Frequently, the errors tend to diminish the air of grandeur and majesty that one supposes a movie called Royal Wedding is attempting to project. At Amber’s evening arrival reception, King Richard wears a business suit instead of black or white tie attire. Amber herself wears a cocktail dress, so I suppose the royal couple matches in their casual inelegance.[3] ‾\_()_/

Amber also irresponsibly wears makeup to bed and is shown repeatedly waking up in full makeup and looking rather foolish. The royal photographer uses a cheap Canon EOS 750D digital camera with the stock plastic 18-55mm f/3.5-5.6 lens. Royal family members speak with misplaced modifiers and indicative verbs when subjunctives were necessary.

Also, despite the clear implication that Christmas is a religious holiday in Aldovia and among the Aldovian royal family (e.g., characters provide renditions of “The First Noel,” “O Come All Ye Faithful,” and other overtly religious Christmas carols), the titular royal wedding is scheduled for Christmas Day. Isn’t there something more important that the characters should be celebrating on that day?

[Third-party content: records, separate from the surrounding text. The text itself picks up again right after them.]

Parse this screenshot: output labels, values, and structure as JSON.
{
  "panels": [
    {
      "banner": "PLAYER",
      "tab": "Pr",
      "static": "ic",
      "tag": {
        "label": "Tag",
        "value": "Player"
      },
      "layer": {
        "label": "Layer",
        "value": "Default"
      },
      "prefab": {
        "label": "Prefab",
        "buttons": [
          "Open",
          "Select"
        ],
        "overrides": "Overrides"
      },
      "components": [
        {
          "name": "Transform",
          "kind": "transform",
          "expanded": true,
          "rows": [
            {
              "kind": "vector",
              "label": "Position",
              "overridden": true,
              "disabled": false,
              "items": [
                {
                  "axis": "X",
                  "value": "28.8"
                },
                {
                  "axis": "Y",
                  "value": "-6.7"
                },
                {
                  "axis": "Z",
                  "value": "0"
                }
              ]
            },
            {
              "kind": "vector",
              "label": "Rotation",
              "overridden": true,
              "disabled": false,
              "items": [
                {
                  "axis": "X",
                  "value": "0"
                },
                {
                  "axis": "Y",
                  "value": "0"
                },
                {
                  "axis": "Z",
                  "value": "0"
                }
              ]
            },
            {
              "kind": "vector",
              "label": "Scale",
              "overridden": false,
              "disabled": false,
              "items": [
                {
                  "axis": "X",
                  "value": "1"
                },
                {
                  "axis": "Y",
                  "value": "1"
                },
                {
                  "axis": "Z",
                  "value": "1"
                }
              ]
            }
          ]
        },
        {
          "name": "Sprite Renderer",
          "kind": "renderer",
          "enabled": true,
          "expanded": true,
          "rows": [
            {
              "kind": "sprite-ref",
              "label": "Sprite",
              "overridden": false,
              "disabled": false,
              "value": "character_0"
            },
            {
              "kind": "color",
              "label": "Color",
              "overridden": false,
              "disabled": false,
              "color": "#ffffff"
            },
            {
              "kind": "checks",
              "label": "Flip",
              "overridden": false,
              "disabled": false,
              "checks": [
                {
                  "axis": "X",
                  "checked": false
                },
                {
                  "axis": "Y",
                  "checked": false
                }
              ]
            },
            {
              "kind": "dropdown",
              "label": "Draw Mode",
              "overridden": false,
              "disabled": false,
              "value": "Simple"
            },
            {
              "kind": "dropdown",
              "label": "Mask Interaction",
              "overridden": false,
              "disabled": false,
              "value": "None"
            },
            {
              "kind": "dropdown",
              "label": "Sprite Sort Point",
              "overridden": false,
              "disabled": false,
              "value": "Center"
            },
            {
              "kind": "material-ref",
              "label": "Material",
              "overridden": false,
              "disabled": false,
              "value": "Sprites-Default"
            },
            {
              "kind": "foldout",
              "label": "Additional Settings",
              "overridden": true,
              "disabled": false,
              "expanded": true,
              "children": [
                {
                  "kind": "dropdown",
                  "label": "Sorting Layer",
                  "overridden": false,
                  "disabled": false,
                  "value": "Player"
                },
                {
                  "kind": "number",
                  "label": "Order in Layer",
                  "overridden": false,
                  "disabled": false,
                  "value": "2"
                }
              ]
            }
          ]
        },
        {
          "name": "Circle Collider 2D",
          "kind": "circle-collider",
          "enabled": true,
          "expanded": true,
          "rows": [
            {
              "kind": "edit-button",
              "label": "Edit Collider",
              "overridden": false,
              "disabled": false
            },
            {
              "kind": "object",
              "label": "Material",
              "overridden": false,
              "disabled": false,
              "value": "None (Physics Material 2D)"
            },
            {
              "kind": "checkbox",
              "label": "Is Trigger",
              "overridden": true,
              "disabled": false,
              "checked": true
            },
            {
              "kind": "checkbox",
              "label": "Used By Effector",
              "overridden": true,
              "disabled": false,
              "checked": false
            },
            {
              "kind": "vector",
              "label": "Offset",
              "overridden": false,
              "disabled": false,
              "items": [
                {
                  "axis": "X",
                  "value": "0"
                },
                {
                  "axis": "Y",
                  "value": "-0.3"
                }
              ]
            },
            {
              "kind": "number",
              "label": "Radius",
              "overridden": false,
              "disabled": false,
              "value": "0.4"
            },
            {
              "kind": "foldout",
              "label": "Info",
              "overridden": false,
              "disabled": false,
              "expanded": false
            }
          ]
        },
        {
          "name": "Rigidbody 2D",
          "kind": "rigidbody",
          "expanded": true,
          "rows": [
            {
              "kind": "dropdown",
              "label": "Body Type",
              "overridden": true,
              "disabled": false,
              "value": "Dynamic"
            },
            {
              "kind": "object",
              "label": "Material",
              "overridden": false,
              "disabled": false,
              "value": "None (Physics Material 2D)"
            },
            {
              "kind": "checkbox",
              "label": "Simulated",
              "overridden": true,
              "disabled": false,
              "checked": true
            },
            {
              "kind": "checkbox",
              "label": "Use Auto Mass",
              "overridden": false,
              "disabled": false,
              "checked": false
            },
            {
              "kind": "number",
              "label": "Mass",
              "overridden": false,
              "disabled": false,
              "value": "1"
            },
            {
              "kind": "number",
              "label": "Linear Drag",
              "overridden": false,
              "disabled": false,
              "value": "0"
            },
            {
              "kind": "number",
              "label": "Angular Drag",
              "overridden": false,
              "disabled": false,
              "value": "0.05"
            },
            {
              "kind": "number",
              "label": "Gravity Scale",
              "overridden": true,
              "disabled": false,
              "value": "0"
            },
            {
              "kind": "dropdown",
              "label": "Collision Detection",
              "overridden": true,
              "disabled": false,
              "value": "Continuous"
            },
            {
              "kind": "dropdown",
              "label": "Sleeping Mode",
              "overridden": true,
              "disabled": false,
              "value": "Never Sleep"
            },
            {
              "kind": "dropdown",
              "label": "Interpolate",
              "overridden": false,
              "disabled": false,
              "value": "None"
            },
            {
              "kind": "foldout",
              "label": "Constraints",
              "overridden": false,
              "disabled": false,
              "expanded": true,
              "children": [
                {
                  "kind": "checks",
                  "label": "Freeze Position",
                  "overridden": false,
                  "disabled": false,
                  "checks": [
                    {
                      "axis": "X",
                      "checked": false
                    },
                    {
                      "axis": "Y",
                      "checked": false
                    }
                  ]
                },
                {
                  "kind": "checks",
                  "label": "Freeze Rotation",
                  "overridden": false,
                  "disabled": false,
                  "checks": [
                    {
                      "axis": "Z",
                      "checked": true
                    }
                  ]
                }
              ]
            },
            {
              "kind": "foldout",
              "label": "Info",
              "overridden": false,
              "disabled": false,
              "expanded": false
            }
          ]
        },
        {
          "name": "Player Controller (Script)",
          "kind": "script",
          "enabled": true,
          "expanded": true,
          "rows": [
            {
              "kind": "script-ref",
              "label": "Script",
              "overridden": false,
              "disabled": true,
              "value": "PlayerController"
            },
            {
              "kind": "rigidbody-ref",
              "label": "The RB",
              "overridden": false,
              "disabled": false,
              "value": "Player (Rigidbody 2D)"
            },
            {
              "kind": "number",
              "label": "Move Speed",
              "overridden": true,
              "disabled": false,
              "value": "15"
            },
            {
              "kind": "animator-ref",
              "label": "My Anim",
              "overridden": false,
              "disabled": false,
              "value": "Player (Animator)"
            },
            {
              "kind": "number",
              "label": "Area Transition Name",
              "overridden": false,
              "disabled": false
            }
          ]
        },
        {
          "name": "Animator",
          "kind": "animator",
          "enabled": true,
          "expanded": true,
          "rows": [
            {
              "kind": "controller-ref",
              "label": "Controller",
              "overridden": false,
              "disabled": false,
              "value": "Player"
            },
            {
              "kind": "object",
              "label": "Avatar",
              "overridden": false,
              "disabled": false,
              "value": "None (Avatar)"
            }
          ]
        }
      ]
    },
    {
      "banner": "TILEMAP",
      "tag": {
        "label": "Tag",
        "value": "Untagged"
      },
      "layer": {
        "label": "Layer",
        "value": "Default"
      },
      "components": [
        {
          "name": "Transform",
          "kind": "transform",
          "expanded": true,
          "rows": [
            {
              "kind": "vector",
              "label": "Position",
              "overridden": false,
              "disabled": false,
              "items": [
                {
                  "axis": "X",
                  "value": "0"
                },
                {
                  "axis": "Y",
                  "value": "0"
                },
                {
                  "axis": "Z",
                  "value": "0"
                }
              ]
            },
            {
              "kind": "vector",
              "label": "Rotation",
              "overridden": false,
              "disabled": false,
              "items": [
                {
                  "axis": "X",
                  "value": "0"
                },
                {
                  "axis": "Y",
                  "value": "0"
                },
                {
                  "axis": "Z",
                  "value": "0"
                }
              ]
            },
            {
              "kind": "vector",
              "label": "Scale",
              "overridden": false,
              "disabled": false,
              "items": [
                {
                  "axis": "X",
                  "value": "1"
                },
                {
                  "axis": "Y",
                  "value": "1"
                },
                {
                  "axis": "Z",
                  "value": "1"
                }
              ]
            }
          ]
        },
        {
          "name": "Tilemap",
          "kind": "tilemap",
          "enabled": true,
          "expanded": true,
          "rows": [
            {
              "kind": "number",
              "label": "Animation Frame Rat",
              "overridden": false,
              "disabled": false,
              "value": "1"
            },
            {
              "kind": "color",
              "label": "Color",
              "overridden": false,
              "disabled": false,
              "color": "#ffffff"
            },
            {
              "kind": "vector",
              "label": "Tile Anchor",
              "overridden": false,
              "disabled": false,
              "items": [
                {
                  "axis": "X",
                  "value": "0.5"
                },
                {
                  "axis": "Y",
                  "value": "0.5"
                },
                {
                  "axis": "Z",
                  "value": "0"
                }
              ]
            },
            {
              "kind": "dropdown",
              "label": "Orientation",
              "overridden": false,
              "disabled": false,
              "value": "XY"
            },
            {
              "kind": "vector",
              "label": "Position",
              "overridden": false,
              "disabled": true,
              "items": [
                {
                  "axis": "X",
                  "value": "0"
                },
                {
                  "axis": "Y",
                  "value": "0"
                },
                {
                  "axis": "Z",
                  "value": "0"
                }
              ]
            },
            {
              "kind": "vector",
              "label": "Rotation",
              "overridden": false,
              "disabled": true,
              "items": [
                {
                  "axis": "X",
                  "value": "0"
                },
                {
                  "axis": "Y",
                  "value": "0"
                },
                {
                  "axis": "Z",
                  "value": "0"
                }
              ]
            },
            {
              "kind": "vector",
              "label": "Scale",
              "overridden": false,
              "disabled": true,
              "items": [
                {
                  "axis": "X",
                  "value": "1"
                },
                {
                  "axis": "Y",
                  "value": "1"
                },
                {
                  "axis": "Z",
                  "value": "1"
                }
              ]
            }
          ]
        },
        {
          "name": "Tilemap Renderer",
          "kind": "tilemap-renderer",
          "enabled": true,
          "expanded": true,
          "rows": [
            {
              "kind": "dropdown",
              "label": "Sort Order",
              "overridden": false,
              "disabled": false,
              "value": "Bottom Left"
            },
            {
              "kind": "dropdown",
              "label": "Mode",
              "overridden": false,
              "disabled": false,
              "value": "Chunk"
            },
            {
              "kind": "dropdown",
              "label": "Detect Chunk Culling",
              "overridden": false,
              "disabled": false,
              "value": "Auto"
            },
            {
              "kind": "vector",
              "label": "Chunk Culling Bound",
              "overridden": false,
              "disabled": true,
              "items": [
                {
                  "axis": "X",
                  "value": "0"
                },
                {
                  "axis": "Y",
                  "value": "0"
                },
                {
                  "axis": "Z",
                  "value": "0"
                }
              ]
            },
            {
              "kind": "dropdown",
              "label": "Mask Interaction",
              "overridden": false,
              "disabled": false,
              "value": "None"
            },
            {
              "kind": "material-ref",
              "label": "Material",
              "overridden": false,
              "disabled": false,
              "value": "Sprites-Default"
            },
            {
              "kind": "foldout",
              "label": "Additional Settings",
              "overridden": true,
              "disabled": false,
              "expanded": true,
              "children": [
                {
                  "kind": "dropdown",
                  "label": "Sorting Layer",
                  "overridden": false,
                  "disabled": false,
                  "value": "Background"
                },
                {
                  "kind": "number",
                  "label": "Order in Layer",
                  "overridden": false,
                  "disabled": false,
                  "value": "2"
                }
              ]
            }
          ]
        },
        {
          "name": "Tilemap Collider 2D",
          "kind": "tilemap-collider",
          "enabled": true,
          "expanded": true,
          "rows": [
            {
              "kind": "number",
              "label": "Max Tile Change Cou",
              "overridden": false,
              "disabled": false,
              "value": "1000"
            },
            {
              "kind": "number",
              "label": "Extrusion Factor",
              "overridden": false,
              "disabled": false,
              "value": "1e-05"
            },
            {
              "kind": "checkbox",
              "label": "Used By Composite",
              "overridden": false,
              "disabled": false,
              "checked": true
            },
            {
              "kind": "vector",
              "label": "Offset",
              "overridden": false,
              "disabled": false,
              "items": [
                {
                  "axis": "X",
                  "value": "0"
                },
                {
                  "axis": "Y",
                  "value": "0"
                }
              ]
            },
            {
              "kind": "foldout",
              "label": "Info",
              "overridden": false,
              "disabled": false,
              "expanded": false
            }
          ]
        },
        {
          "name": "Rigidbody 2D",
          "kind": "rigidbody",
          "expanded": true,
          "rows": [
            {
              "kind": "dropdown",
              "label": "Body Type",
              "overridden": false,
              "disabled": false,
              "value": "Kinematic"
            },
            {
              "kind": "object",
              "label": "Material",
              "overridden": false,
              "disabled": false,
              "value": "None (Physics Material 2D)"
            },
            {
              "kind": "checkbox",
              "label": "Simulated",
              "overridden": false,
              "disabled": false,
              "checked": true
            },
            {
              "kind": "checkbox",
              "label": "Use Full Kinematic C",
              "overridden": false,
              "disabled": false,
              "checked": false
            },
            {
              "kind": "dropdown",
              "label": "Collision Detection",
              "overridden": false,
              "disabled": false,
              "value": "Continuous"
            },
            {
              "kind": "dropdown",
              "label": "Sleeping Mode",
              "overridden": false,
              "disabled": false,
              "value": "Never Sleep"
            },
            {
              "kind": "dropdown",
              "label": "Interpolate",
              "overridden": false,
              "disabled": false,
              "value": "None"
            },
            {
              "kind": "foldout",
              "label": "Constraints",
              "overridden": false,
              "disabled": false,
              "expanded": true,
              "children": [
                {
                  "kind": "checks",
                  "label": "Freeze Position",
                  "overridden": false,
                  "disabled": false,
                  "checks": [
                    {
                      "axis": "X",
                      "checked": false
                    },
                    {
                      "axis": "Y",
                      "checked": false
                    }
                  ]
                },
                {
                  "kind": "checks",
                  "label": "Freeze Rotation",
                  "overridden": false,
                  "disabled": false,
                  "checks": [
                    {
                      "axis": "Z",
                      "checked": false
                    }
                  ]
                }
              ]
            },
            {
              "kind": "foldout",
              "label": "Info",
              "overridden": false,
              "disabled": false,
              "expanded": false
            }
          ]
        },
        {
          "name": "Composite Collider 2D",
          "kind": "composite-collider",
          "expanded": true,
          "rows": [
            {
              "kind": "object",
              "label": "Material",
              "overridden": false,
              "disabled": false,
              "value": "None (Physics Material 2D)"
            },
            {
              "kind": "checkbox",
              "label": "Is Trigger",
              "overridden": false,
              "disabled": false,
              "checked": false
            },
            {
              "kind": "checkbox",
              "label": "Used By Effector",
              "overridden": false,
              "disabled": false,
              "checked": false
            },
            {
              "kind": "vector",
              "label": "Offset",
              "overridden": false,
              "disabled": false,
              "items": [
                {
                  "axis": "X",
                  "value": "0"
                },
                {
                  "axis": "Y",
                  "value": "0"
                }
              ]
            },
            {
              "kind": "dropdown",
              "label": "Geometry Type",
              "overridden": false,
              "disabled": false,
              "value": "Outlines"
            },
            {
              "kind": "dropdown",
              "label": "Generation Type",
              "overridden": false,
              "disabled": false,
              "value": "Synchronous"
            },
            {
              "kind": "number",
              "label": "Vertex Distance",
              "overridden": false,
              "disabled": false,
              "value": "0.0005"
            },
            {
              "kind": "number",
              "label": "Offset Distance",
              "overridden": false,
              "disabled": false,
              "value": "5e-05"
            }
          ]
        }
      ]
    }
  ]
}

(That said, I do note that there is not an anti-union subplot. If anything, blue collar workers are arguably the catalyst that saves the day. Simply because the royals are bumbling dopes and that their incompetence has created problems for themselves in the form of strikes does not mean the movie is anti-union. Only a dolt would conclude that anything that creates trouble, directly or indirectly, for the main characters is necessarily an object of contempt. Indeed, if one were to adopt such categorical reasoning, viewers of Royal Wedding would be forced to conclude that the filmmakers intended that protagonists themselves should be treated with contempt and scorn, considering that most of the problems facing the protagonists are self-created.[4])

Last year, I said that I couldn’t say that it was a bad choice to watch the original A Christmas Prince. Well folks, this time I can say that it would be a bad choice to watch the sequel. This is a bad movie.

If you feel like watching a movie, then watch some other movie. There are many other movies out there. Almost any of them would be just fine. Go to a movie theater and support that dying breed of establishment. If you want to stay at home, a friend told me she liked The Guernsey Literary and Potato Peel Pie Society. She says there’s a hot pig farmer in it. It’s available on Netflix. Go watch that instead. If you’ve watched that, I think Netflix has a few other movies too. And if you’ve watched all of those, I think Netflix has a yule log video you can just put on loop. Stare into the (virtual) fire for two hours. You would be doing your brain a favor.

A Christmas Prince: The Royal Wedding

Netflix

★★☆☆☆

[1] As with the ur-Christmas Prince, we know Amber is a Cool Girl® because she wears sparkly Chucks instead of traditional formal footwear to her wedding.

[2] Not the least because the climax of this movie is given away by its very title. Still, even Twilight at least made you wonder if she was gonna get with Edward or Jacob.

[3] I suppose these clothing oversights match Amber’s (rather implausible) ignorance of what Jimmy Choos are.

[4] As any good lawyer knows, intent is a critical part of assessing conduct. We would not describe Royal Wedding as anti-monarchical simply because the monarchs are fools (and they certainly are fools); rather, we require some intent of anti-monarchism. Yet despite Amber and Richard being plainly despicable for incompetence and obnoxiousness, I do not believe that the makers of Royal Wedding intended for viewers to despise the honored couple. Similarly, it seems to me that the mere fact that unpaid workers reasonably do not wish to work does not indicate that the filmmakers harbor ill will toward those workers. It may be true that viewers leave the movie with a poor view toward unions, monarchies, and indeed humanity in general, but that does not mean Royal Wedding is anti-anything.